The Desert Sessions are a musical collective series, founded by Josh Homme in 1997. Artists such as Brant Bjork, PJ Harvey, Twiggy Ramirez, Dave Catching, Nick Oliveri, Mark Lanegan, John McBain, Ben Shepherd, Josh Freese, Chris Goss, Alain Johannes, Troy Van Leeuwen, Dean Ween, Les Claypool and many others from the Palm Desert Scene have contributed as songwriters and musicians.

History
The Desert Sessions began in August 1997 at the Rancho De La Luna in Joshua Tree when Josh Homme brought together musicians from the bands Monster Magnet, Goatsnake, earthlings?, Kyuss (his own band, which had split in 1995.) The ranch is an old house filled with rare and unique recording equipment and instruments and was owned by Dave Catching and the late Fred Drake.
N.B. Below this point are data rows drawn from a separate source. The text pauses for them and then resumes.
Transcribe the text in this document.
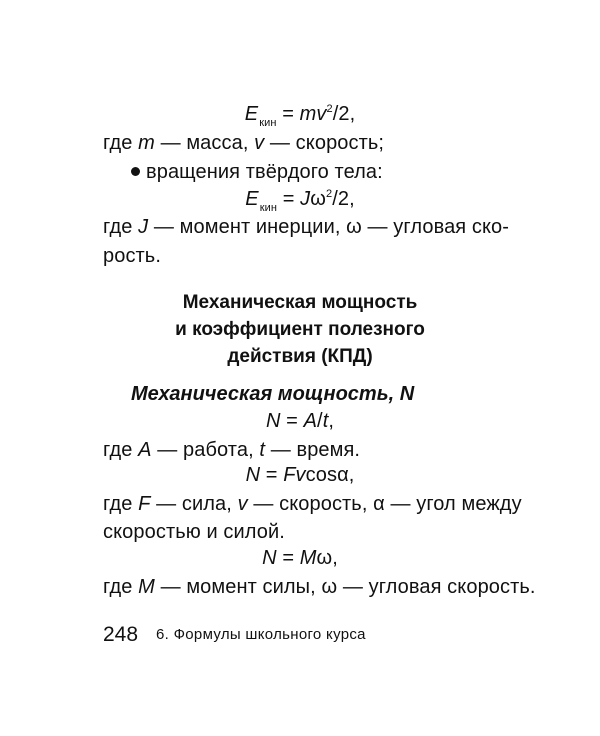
$E_{кин} = mv^2/2$,
где m — масса, v — скорость;
вращения твёрдого тела:
$E_{кин} = J\omega^2/2$,
где J — момент инерции, ω — угловая ско-
рость.
Механическая мощность
и коэффициент полезного
действия (КПД)
Механическая мощность, N
N = A/t,
где A — работа, t — время.
N = Fvcosα,
где F — сила, v — скорость, α — угол между
скоростью и силой.
N = Mω,
где M — момент силы, ω — угловая скорость.
248 6. Формулы школьного курса
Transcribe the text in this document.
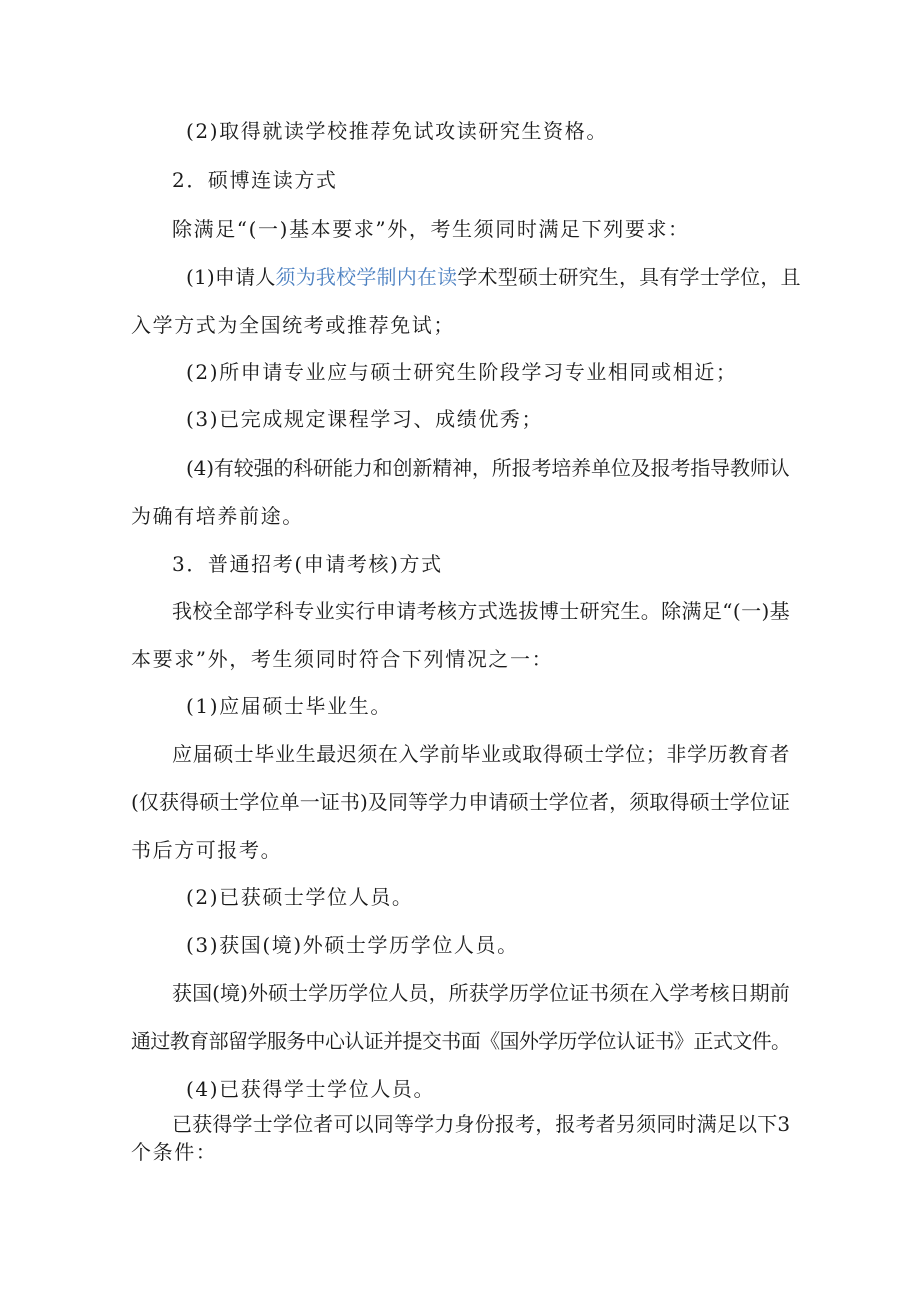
(2)取得就读学校推荐免试攻读研究生资格。
2．硕博连读方式
除满足“(一)基本要求”外，考生须同时满足下列要求：
(1)申请人须为我校学制内在读学术型硕士研究生，具有学士学位，且
入学方式为全国统考或推荐免试；
(2)所申请专业应与硕士研究生阶段学习专业相同或相近；
(3)已完成规定课程学习、成绩优秀；
(4)有较强的科研能力和创新精神，所报考培养单位及报考指导教师认
为确有培养前途。
3．普通招考(申请考核)方式
我校全部学科专业实行申请考核方式选拔博士研究生。除满足“(一)基
本要求”外，考生须同时符合下列情况之一：
(1)应届硕士毕业生。
应届硕士毕业生最迟须在入学前毕业或取得硕士学位；非学历教育者
(仅获得硕士学位单一证书)及同等学力申请硕士学位者，须取得硕士学位证
书后方可报考。
(2)已获硕士学位人员。
(3)获国(境)外硕士学历学位人员。
获国(境)外硕士学历学位人员，所获学历学位证书须在入学考核日期前
通过教育部留学服务中心认证并提交书面《国外学历学位认证书》正式文件。
(4)已获得学士学位人员。
已获得学士学位者可以同等学力身份报考，报考者另须同时满足以下3
个条件：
Songs are written "on the spot", often in a matter of hours. Many stories have grown around the Sessions. For example, the song "Creosote" from Volumes 9 & 10 was written by Dean Ween and Alain Johannes on the ranch's front porch within four minutes of meeting each other. Similarly, Chris Goss and PJ Harvey wrote the song "There Will Never Be A Better Time" for I See You Hearin' Me after going out onto the porch of the ranch for four minutes with an acoustic guitar; they re-entered the house and recorded the song in one take, the only time the song was ever played by the collective.

The first Desert Session was not actually a "session" per se, but Homme and his band at the time (The Acquitted Felons) playing for three days straight on psychedelic mushrooms. Since then, the Desert Sessions have become legendary, growing in intensity and artistic merit. Homme said:

The Desert Sessions have only performed live twice. The live incarnation, which included Joey Castillo, Troy Van Leeuwen, Brian O'Connor, and Homme, as well as a variety of musicians performing different songs, have performed on an episode of the British music television show Later... with Jools Holland as well as the Coachella Valley Music and Arts Festival in 2004.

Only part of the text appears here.